In Florida, Malaria is transmitted through infected Anopheles mosquitoes. The cause of malaria in these cases has been identified as the Plasmodium vivax species. Effective treatment is readily available through hospitals and other health care providers. Individuals in this area with symptoms of fever, chills, sweats, nausea/vomiting and headache should seek immediate medical attention.

The department advises the public to remain diligent in their personal mosquito protection efforts by remembering to “Drain and Cover.”

DRAIN standing water to stop mosquitoes from multiplying.

  • Drain water from garbage cans, house gutters, buckets, pool covers, coolers, toys, flowerpots, or any other containers where sprinkler or rainwater has collected.
  • Discard old tires, drums, bottles, cans, pots and pans, broken appliances and other items that aren’t being used.
  • Empty and clean birdbaths and pet’s water bowls at least once or twice a week
    Protect boats and vehicles from rain with tarps that don’t accumulate water.
  • Maintain swimming pools and keep appropriately chlorinated. Empty plastic swimming pools when not in use.

COVER doors and windows with screens to keep mosquitoes out of your house.
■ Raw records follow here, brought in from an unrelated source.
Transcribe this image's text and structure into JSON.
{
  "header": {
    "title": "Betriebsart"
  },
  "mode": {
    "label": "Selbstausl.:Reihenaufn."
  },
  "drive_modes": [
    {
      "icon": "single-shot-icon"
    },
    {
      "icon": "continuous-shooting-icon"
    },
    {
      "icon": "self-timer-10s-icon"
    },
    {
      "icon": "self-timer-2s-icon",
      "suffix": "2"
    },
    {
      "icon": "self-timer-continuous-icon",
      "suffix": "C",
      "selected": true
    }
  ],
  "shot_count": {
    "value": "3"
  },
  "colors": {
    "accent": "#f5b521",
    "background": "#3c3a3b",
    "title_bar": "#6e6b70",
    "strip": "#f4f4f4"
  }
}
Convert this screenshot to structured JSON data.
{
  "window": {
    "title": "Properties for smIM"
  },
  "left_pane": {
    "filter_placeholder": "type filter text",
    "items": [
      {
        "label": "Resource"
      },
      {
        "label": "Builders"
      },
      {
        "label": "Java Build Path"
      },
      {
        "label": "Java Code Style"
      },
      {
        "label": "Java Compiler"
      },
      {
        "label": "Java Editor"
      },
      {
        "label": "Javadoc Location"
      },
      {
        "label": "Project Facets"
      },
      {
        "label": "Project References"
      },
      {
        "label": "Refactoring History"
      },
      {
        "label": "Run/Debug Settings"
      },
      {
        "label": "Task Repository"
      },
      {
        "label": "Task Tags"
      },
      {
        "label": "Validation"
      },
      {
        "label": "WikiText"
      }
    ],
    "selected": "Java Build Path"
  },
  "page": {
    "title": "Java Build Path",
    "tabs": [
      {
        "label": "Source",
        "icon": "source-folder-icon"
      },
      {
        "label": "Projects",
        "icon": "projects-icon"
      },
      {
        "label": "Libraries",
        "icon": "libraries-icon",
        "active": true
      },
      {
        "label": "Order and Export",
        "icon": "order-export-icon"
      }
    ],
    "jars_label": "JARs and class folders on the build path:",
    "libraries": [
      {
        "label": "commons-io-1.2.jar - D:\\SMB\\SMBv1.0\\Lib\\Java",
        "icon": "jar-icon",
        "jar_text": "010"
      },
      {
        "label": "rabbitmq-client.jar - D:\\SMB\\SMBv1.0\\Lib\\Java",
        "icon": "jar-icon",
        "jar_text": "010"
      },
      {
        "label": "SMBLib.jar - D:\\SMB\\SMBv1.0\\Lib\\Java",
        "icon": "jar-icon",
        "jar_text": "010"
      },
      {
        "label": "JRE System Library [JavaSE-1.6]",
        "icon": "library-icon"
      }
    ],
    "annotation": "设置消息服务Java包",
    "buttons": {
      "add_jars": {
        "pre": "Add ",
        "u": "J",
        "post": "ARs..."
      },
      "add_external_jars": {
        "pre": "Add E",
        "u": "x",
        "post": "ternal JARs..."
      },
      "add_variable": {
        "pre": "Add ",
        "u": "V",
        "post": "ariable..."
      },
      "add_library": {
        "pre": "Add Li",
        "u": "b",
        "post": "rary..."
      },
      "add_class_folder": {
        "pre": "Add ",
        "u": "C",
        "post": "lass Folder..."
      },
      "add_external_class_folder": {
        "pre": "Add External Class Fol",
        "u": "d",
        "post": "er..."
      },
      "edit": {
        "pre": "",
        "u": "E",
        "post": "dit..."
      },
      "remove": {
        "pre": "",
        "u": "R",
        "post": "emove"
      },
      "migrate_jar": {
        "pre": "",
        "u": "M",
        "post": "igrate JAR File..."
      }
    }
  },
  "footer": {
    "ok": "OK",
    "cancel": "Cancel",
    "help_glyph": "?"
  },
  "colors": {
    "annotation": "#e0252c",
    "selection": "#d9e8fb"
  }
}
  • Repair broken screening on windows, doors, porches and patios.

COVER skin with clothing or appropriate repellent.

  • Clothing – Wear shoes, socks, and long pants and long-sleeves. This type of protection may be necessary for people who must work in areas where mosquitoes are present.
  • Repellent – Apply mosquito repellent appropriately. Always use repellents according to the label. Repellents with DEET, picaridin, oil of lemon eucalyptus, para-menthane-diol, 2-undecanone and IR3535 are effective. Use mosquito netting to protect children younger than two months old.